Dari hasil keterangan awal, para pelaku mengaku membawa senjata tajam tersebut dengan cara diselipkan di bagian depan celana, tepatnya di perut, dengan alasan untuk berjaga-jaga.
“Menurut pengakuan, clurit tersebut dibawa untuk antisipasi apabila terjadi serangan dari pihak lain,” jelasnya.
Selanjutnya, para pelaku dibawa ke Polsek Tempel untuk menjalani proses hukum dan pembinaan lebih lanjut sesuai dengan ketentuan yang berlaku.
Pihak kepolisian juga mengimbau masyarakat, khususnya kalangan remaja, agar tidak membawa atau menggunakan senjata tajam tanpa izin karena dapat membahayakan diri sendiri maupun orang lain.
“Kami mengingatkan kepada masyarakat, khususnya remaja, agar tidak membawa senjata tajam tanpa izin demi menjaga keamanan dan ketertiban.
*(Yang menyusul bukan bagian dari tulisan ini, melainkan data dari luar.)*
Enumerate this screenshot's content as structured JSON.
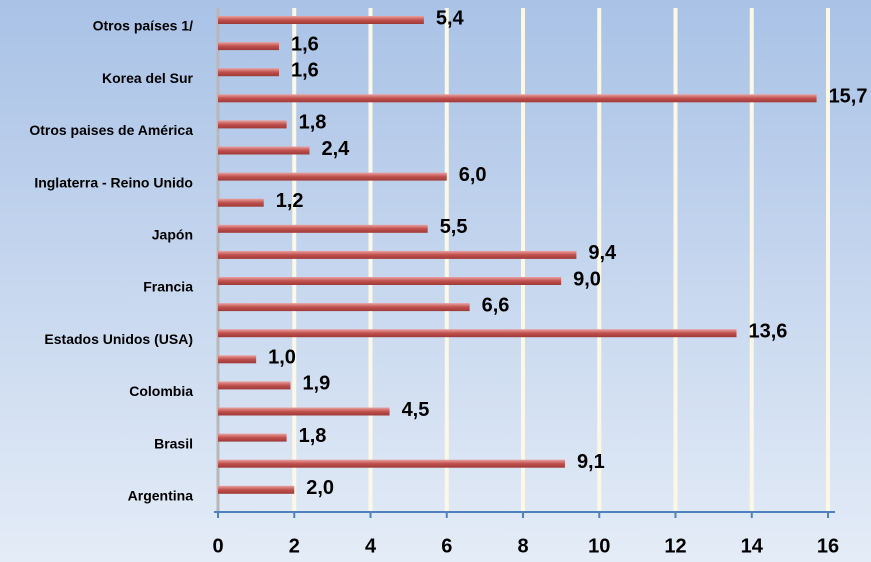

Peran orang tua juga sangat penting dalam mengawasi anak-anak agar tidak terlibat dalam aksi kejahatan jalanan,” tegas IPTU Argo Anggoro.
Peristiwa ini menjadi pengingat pentingnya pengawasan dan edukasi terhadap remaja guna mencegah potensi tindak kriminal di lingkungan masyarakat.